Does Fear Drive Kid's Paranormal Experiences?
By
Night terrors and bad dreams are
common among young children, and a new study found that that some preschoolers
who suffer from nighttime phobias have difficulty telling the difference
between fantasy and reality.
Children are often said to be more
sensitive, or “open,” to psychic and paranormal experiences. The idea is that
there is wisdom in the ignorance and inexperience of youth and that adults
rarely see entities or have such experiences because their minds have been
closed off by logic and skepticism to the magic and wonder of the world.
Or, to use another analogy, it’s like in Warner Bros. cartoons when Wile E.
Coyote or Elmer Fudd walks off a cliff but doesn’t fall until they are
told that they’re not on land.
Why
Children See Ghosts
The trope of
supernaturally-sensitive children is staple of countless depictions in the
media and popular culture. Ghosts and monsters usually make their presence
known to young children. We see this in countless horror films such as “The
Exorcist” (demons possess a young girl); “Poltergeist” (evil spirits contact a
young girl through television static, causing her to famously announce their
arrival with the creepy sing-song phrase “They’re heeere!”); and the film
“Mama,” currently in theaters, which features two young sisters who communicate
with an evil ghost the adults don’t see.
Real children reporting ghostly
experiences (often at night) were also a staple of the popular, long-running
television show “Unsolved Mysteries.” Though some parents were initially
skeptical, they soon came to believe that their child’s accounts of seeing and
interacting with ghosts and monsters were real and not merely imagination. “Why
would a child make up something like that?” they often ask.
Of course children make up stories
for any number of reasons, including seeking attention and avoiding punishment,
and often for no reason at all.

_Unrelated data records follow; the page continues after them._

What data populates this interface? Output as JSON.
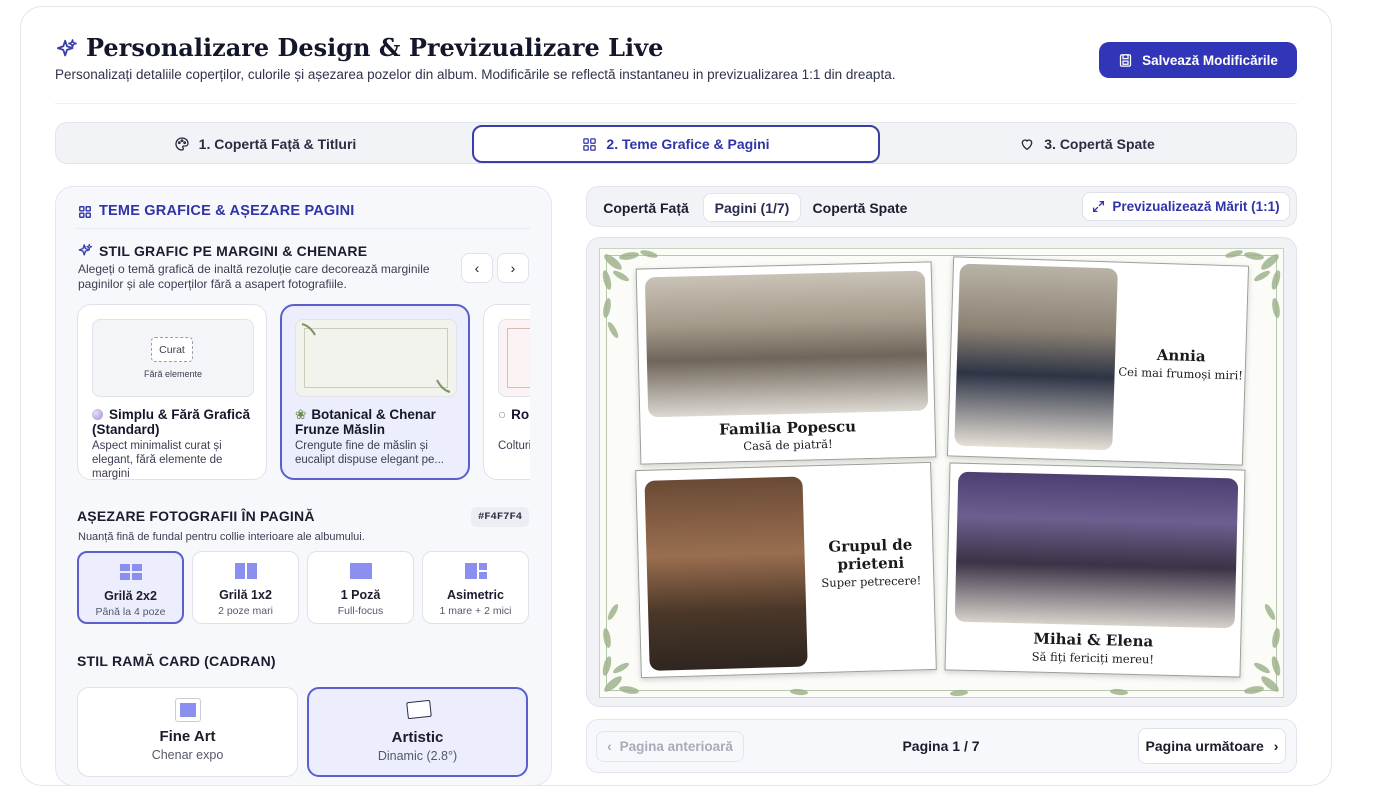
{
  "header": {
    "title": "Personalizare Design & Previzualizare Live",
    "subtitle": "Personalizați detaliile coperților, culorile și așezarea pozelor din album. Modificările se reflectă instantaneu in previzualizarea 1:1 din dreapta.",
    "save_label": "Salvează Modificările"
  },
  "main_tabs": [
    {
      "label": "1. Copertă Față & Titluri",
      "icon": "palette-icon"
    },
    {
      "label": "2. Teme Grafice & Pagini",
      "icon": "grid-icon",
      "active": true
    },
    {
      "label": "3. Copertă Spate",
      "icon": "heart-icon"
    }
  ],
  "left_panel": {
    "heading": "TEME GRAFICE & AȘEZARE PAGINI",
    "style_section": {
      "title": "STIL GRAFIC PE MARGINI & CHENARE",
      "description_line1": "Alegeți o temă grafică de inaltă rezoluție care decorează marginile",
      "description_line2": "paginilor și ale coperților fără a asapert fotografiile."
    },
    "themes": [
      {
        "thumb_label": "Curat",
        "thumb_sub": "Fără elemente",
        "name": "Simplu & Fără Grafică (Standard)",
        "desc": "Aspect minimalist curat și elegant, fără elemente de margini",
        "icon": "circle-icon"
      },
      {
        "name": "Botanical & Chenar Frunze Măslin",
        "desc": "Crengute fine de măslin și eucalipt dispuse elegant pe...",
        "icon": "leaf-icon",
        "selected": true
      },
      {
        "name": "Ro Bordu",
        "desc": "Colturi bordur",
        "icon": "ring-icon"
      }
    ],
    "layout_section": {
      "title": "AȘEZARE FOTOGRAFII ÎN PAGINĂ",
      "hex": "#F4F7F4",
      "description": "Nuanță fină de fundal pentru collie interioare ale albumului.",
      "options": [
        {
          "title": "Grilă 2x2",
          "sub": "Până la 4 poze",
          "selected": true
        },
        {
          "title": "Grilă 1x2",
          "sub": "2 poze mari"
        },
        {
          "title": "1 Poză",
          "sub": "Full-focus"
        },
        {
          "title": "Asimetric",
          "sub": "1 mare + 2 mici"
        }
      ]
    },
    "frame_section": {
      "title": "STIL RAMĂ CARD (CADRAN)",
      "options": [
        {
          "title": "Fine Art",
          "sub": "Chenar expo"
        },
        {
          "title": "Artistic",
          "sub": "Dinamic (2.8°)",
          "selected": true
        }
      ]
    }
  },
  "preview": {
    "tabs": [
      {
        "label": "Copertă Față"
      },
      {
        "label": "Pagini (1/7)",
        "active": true
      },
      {
        "label": "Copertă Spate"
      }
    ],
    "enlarge_label": "Previzualizează Mărit (1:1)",
    "cards": [
      {
        "title": "Familia Popescu",
        "sub": "Casă de piatră!"
      },
      {
        "title": "Annia",
        "sub": "Cei mai frumoși miri!"
      },
      {
        "title": "Grupul de prieteni",
        "sub": "Super petrecere!"
      },
      {
        "title": "Mihai & Elena",
        "sub": "Să fiți fericiți mereu!"
      }
    ]
  },
  "pager": {
    "prev_label": "Pagina anterioară",
    "page_label": "Pagina 1 / 7",
    "next_label": "Pagina următoare"
  },
  "colors": {
    "accent": "#3136b8",
    "selected_bg": "#eceefd",
    "selected_border": "#5a5fd0",
    "album_bg": "#fbfbf8",
    "leaf_green": "#8fa57d"
  }
}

But new research suggests that some kids think
their nightmares are completely real.
When a genuinely terrified and
wide-awake child tells his mother or father that she saw a scary, shadowy man
outside her door or window, there’s a good chance that they might take it
seriously, especially if they are among the nearly 40 percent of Americans who
believe in haunted houses. This, of course, only feeds and reinforces the
child’s fears.
Seeing
Monsters
A new study
may help explain why some kids report seeing imaginary monsters in real life.
It involved 80 children between four
and six who experienced severe nighttime fears and compared them to 32 children
who did not. The researchers assessed the children’s fears, using reports from
both the kids and their parents. Children viewed images of imaginary figures
(such as fairies or Bob the Builder) and were asked whether they could occur in
real life, for example, could they go visit a fairy in person. The study found
that children with nighttime fears demonstrated more fantasy-reality confusion
than the control group (those without fears) and those fears were more dramatic
in the younger children.
The more children understood the
difference between fantasy and reality, the less fearful they were.
The study also found “that children
with nighttime fears suffer from higher levels of general fears and more
behavior problems… thus suggesting that nighttime fears may reflect a broader
vulnerability to general fears, anxiety and internalizing disorders” and that
“a less developed ability to distinguish fantasy from reality may contribute to
the emergence and persistence of children’s fears… . Children’s uncertainty
regarding the existence of magical entities such as witches, ghosts and
monsters may generate and maintain fears of these creatures.”
The study, “Nighttime Fears and Fantasy–Reality Differentiation in
Preschool Children,” conducted by researchers Tamar Zisenwine,
Michal Kaplan, Jonathan Kushnir, and Avi Sadeh, appears in the
February 2013 Child Psychiatry & Human Development journal.